The Staves surprise Richard in the show today, and Tobin is disappointed with today’s cover shot. To cheer himself up, he bookends the show with St Paul & The Broken Bones. Why not subscribe to our show today? You can easily do this here.
- I’m Torn Up St. Paul & The Broken Bones
- Facing West The Staves
- Sweet Home Alabama Rocking Free
- Yes McAlmont & Butler
- Resurrection Terence Trent D’Arby
- Rhythm & Blues Alibi Gomez
- Is It Me St. Paul & The Broken Bones
Music from 4 decades peppers this show, including a brilliant cover of Sweet Home Alabama which seems to have passed Tobin by. Poor lad just doesn’t like the song at all, although he could definitely admire the virtuosity of the guitar playing. At one point there are 4 guitars all going at the tune. Personally, I think this is as good as the original song.
I was surprised by a track that wasn’t planned in the pre-production notes of the show. It certainly is very different to the St Paul & The Broken Bones track that preceded it. Facing West by The Staves. However, it is quite delightful. Sweet vocal harmonies skip lightly over a subtle and tuneful acoustic backdrop. This is all brought together in their home of Nebraska … sorry, I meant Watford! It certainly belies its birth town and takes the listener on a musical adventure far from home. Because of their talent we’ll showcase some more from The Staves in future episodes.
The Transfiguration of Terence Trent D’Arby
Terence Trent D’Arby enjoyed success as a boxer before finding fame as a musician, in fact winning the Florida Golden Gloves Lightweight Championship in 1980. He later turned down a place at a US Boxing School and joined the US Army. He was later ultimately formerly court-martialed and dishonourably discharged after going AWOL whilst serving in Germany. TTD then released his first studio album in 1987, Introducing the Hardline According to Terence Trent D’Arby. He held a very high opinion of this recording, indeed citing it as the most important album since the Beatles’ Sgt. Pepper.
Terence Trent D’Arby changed his name in 1995 to Sananda Maitreya, which relates to a series of dreams he had in 1995. The name means ‘rebirth’ in Sanskrit, though he asserts it does not have any religious affiliations. Six years later he completed his full transfiguration by legally changing his name. After this Sananda Maitreya explained “Terence Trent D’Arby was dead … he watched his suffering as he died a noble death. After intense pain, I meditated for a new spirit, a new will, a new identity.”

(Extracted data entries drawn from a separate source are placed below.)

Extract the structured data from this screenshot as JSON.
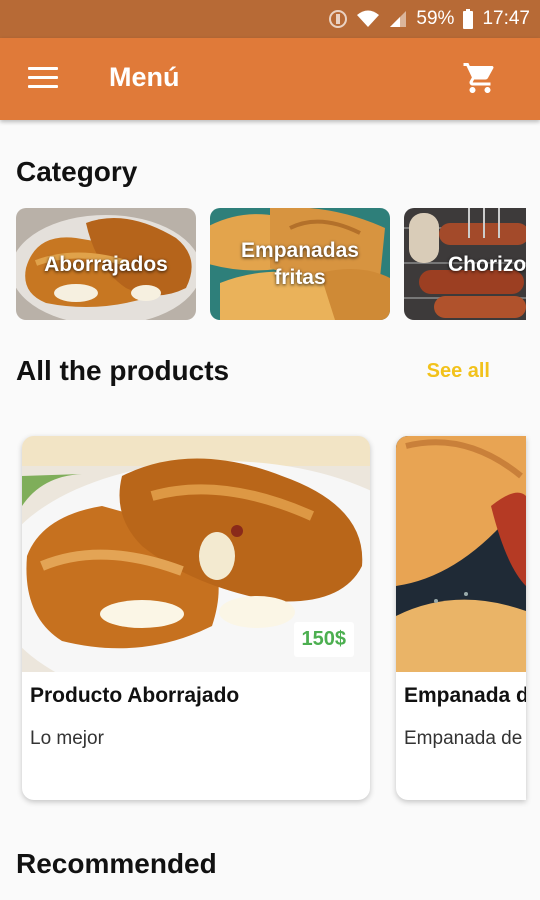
{
  "status_bar": {
    "battery": "59%",
    "time": "17:47"
  },
  "app_bar": {
    "title": "Menú"
  },
  "sections": {
    "category": "Category",
    "all_products": "All the products",
    "see_all": "See all",
    "recommended": "Recommended"
  },
  "categories": [
    {
      "label": "Aborrajados"
    },
    {
      "label": "Empanadas\nfritas"
    },
    {
      "label": "Chorizo"
    }
  ],
  "products": [
    {
      "name": "Producto Aborrajado",
      "description": "Lo mejor",
      "price": "150$"
    },
    {
      "name": "Empanada de",
      "description": "Empanada de"
    }
  ],
  "colors": {
    "primary": "#e07a39",
    "status_bar": "#b76a36",
    "accent": "#f2c21b",
    "price": "#4caf50"
  }
}
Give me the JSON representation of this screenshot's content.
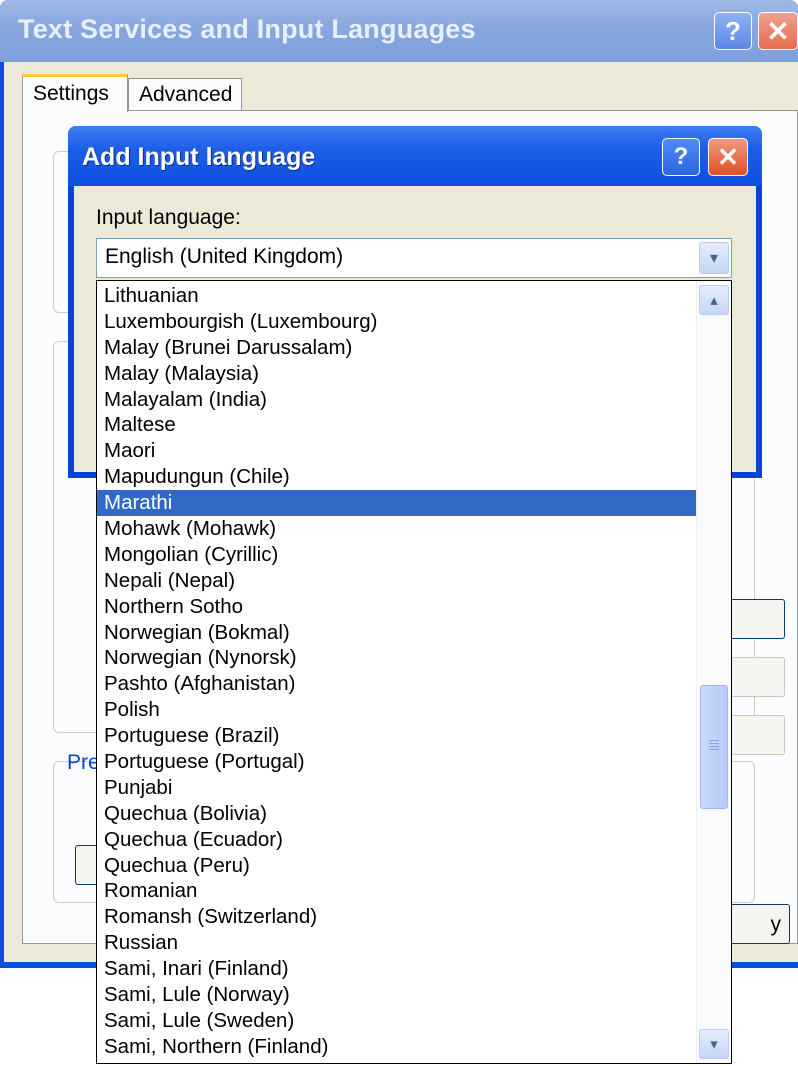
{
  "back_window": {
    "title": "Text Services and Input Languages",
    "help_label": "?",
    "close_label": "✕",
    "tabs": [
      "Settings",
      "Advanced"
    ],
    "link_text": "Pre",
    "apply_label": "y"
  },
  "dialog": {
    "title": "Add Input language",
    "help_label": "?",
    "close_label": "✕",
    "input_language_label": "Input language:",
    "combo_value": "English (United Kingdom)",
    "combo_arrow": "▾"
  },
  "dropdown": {
    "selected_index": 8,
    "items": [
      "Lithuanian",
      "Luxembourgish (Luxembourg)",
      "Malay (Brunei Darussalam)",
      "Malay (Malaysia)",
      "Malayalam (India)",
      "Maltese",
      "Maori",
      "Mapudungun (Chile)",
      "Marathi",
      "Mohawk (Mohawk)",
      "Mongolian (Cyrillic)",
      "Nepali (Nepal)",
      "Northern Sotho",
      "Norwegian (Bokmal)",
      "Norwegian (Nynorsk)",
      "Pashto (Afghanistan)",
      "Polish",
      "Portuguese (Brazil)",
      "Portuguese (Portugal)",
      "Punjabi",
      "Quechua (Bolivia)",
      "Quechua (Ecuador)",
      "Quechua (Peru)",
      "Romanian",
      "Romansh (Switzerland)",
      "Russian",
      "Sami, Inari (Finland)",
      "Sami, Lule (Norway)",
      "Sami, Lule (Sweden)",
      "Sami, Northern (Finland)"
    ],
    "scroll_up": "▴",
    "scroll_down": "▾"
  }
}
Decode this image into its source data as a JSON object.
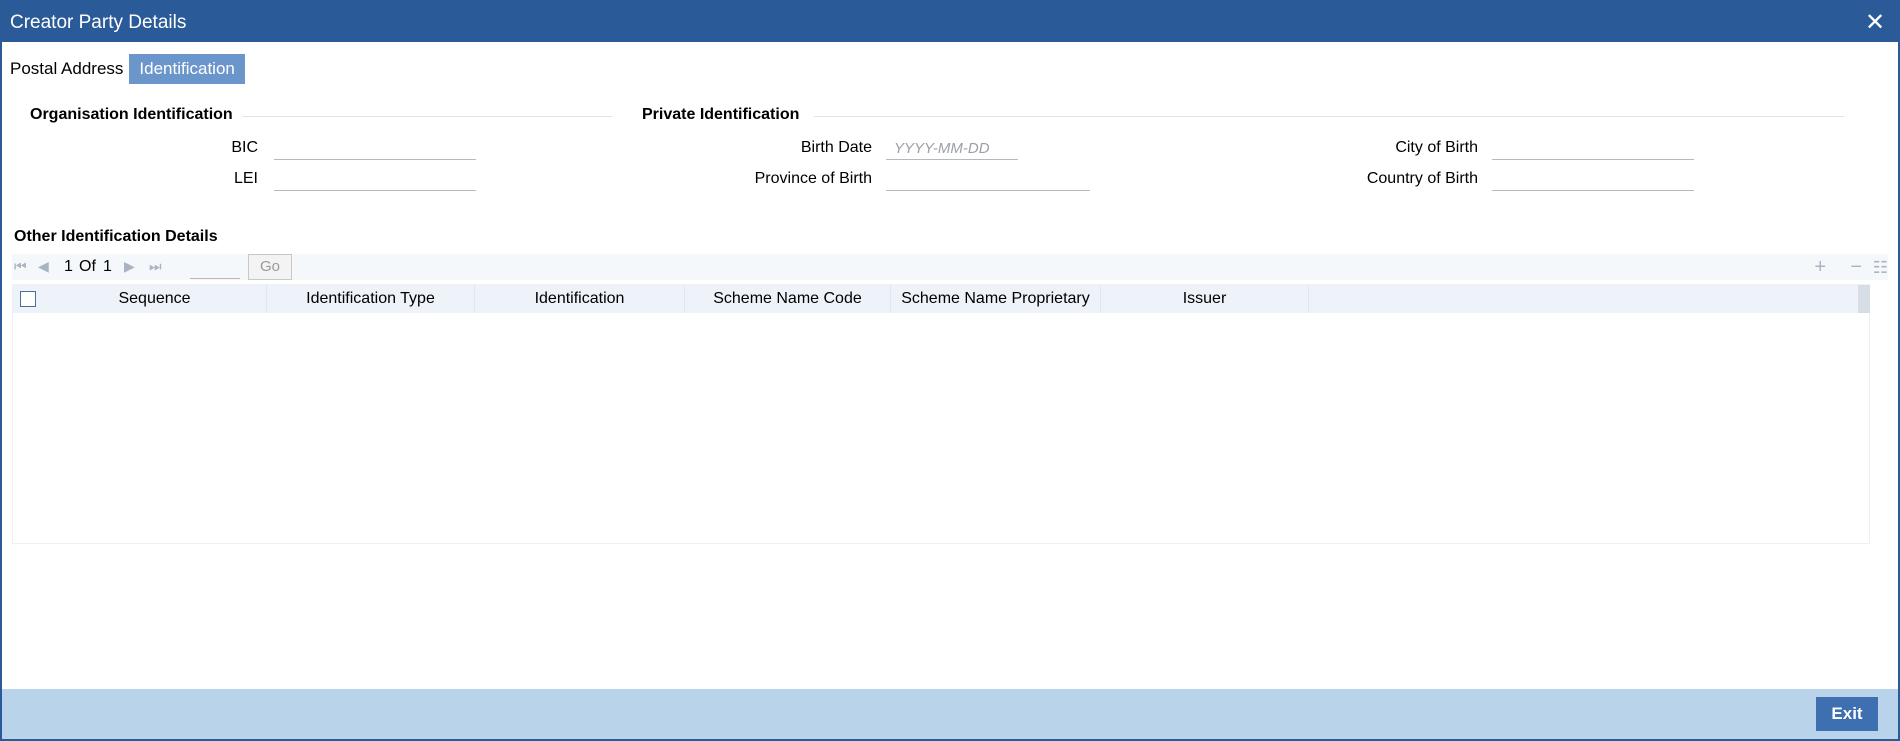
{
  "window": {
    "title": "Creator Party Details"
  },
  "tabs": [
    {
      "label": "Postal Address",
      "active": false
    },
    {
      "label": "Identification",
      "active": true
    }
  ],
  "organisation": {
    "heading": "Organisation Identification",
    "bic": {
      "label": "BIC",
      "value": ""
    },
    "lei": {
      "label": "LEI",
      "value": ""
    }
  },
  "private": {
    "heading": "Private Identification",
    "birth_date": {
      "label": "Birth Date",
      "value": "",
      "placeholder": "YYYY-MM-DD"
    },
    "province_of_birth": {
      "label": "Province of Birth",
      "value": ""
    },
    "city_of_birth": {
      "label": "City of Birth",
      "value": ""
    },
    "country_of_birth": {
      "label": "Country of Birth",
      "value": ""
    }
  },
  "other": {
    "heading": "Other Identification Details",
    "pager": {
      "current": "1",
      "of_label": "Of",
      "total": "1",
      "go_label": "Go"
    },
    "columns": [
      "Sequence",
      "Identification Type",
      "Identification",
      "Scheme Name Code",
      "Scheme Name Proprietary",
      "Issuer"
    ],
    "rows": []
  },
  "footer": {
    "exit_label": "Exit"
  },
  "colors": {
    "titlebar": "#2b5a98",
    "active_tab": "#6b96cc",
    "footer": "#b9d4ea",
    "button": "#3e6fb0"
  }
}
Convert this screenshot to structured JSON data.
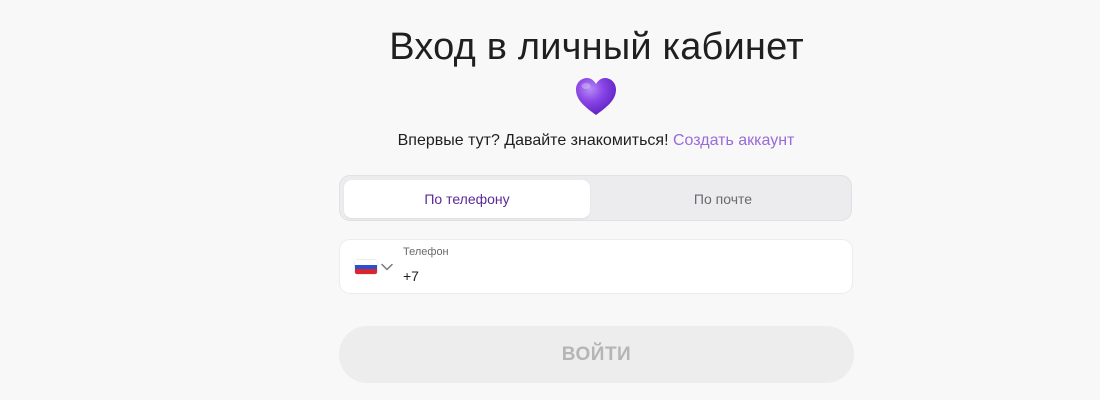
{
  "header": {
    "title": "Вход в личный кабинет",
    "heart_icon": "purple-heart-icon"
  },
  "signup": {
    "prompt": "Впервые тут? Давайте знакомиться!",
    "link_label": "Создать аккаунт",
    "link_color": "#9a6ad6"
  },
  "tabs": [
    {
      "label": "По телефону",
      "active": true
    },
    {
      "label": "По почте",
      "active": false
    }
  ],
  "phone_field": {
    "label": "Телефон",
    "value": "+7",
    "country_icon": "russia-flag-icon",
    "dropdown_icon": "chevron-down-icon"
  },
  "submit": {
    "label": "ВОЙТИ"
  },
  "colors": {
    "accent": "#5b2a9a",
    "link": "#9a6ad6",
    "background": "#f8f8f8"
  }
}
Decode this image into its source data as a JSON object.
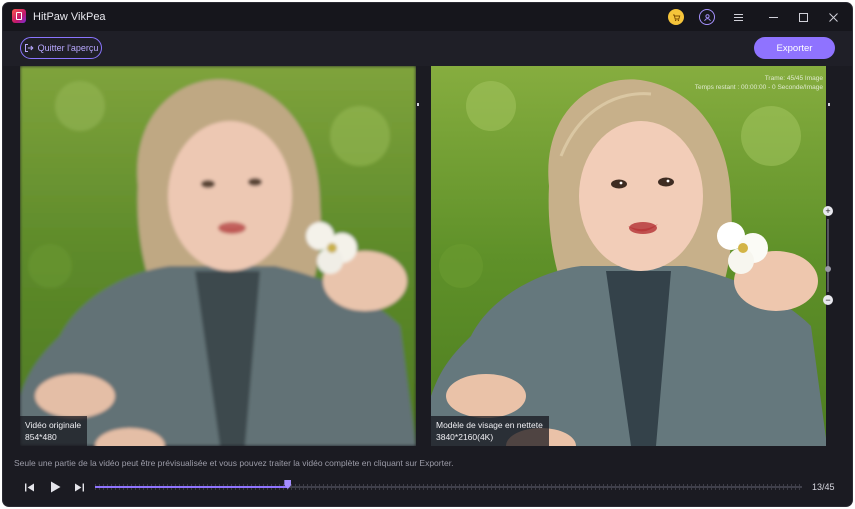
{
  "app": {
    "title": "HitPaw VikPea"
  },
  "titlebar": {
    "icons": [
      "cart-icon",
      "user-icon",
      "menu-icon",
      "minimize-icon",
      "maximize-icon",
      "close-icon"
    ]
  },
  "toolbar": {
    "quit_label": "Quitter l'aperçu",
    "export_label": "Exporter"
  },
  "left_panel": {
    "label": "Vidéo originale",
    "resolution": "854*480"
  },
  "right_panel": {
    "label": "Modèle de visage en nettete",
    "resolution": "3840*2160(4K)",
    "info_line1": "Trame: 45/45 Image",
    "info_line2": "Temps restant : 00:00:00 - 0 Seconde/Image"
  },
  "zoom": {
    "plus": "+",
    "minus": "−"
  },
  "notice": "Seule une partie de la vidéo peut être prévisualisée et vous pouvez traiter la vidéo complète en cliquant sur Exporter.",
  "playback": {
    "frame_counter": "13/45",
    "current_frame": 13,
    "total_frames": 45
  },
  "colors": {
    "accent": "#8f73ff",
    "window_bg": "#1b1b22",
    "titlebar_bg": "#16161c"
  }
}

the most important album since the Beatles’ Sgt. Pepper
A conceptual masterpiece, superbly arranged and thrillingly executed
McAlmont & Butler provided the track Yes for this episode and as Tobin eluded to, both David McAlmont and Bernard Butler have indeed tasted success in their own right. David McAlmont was one-half of the duo Thieves with Saul Freeman and Butler as the guitarist with indie rockers Suede.
The British Hit Singles and Albums described Yes as “a conceptual masterpiece, superbly arranged and thrillingly executed”. I also eloquently summarised Yes as “alright”. In 2014 Butler organised a show at London’s infamous Unity Chapel which sold out in minutes prompting him to quickly organise a second show just down the road at Islington’s Assembly Hall which sold out equally as fast. What a shame I didn’t manage to get tickets! In a future episode, we have an awesome cover by Butler.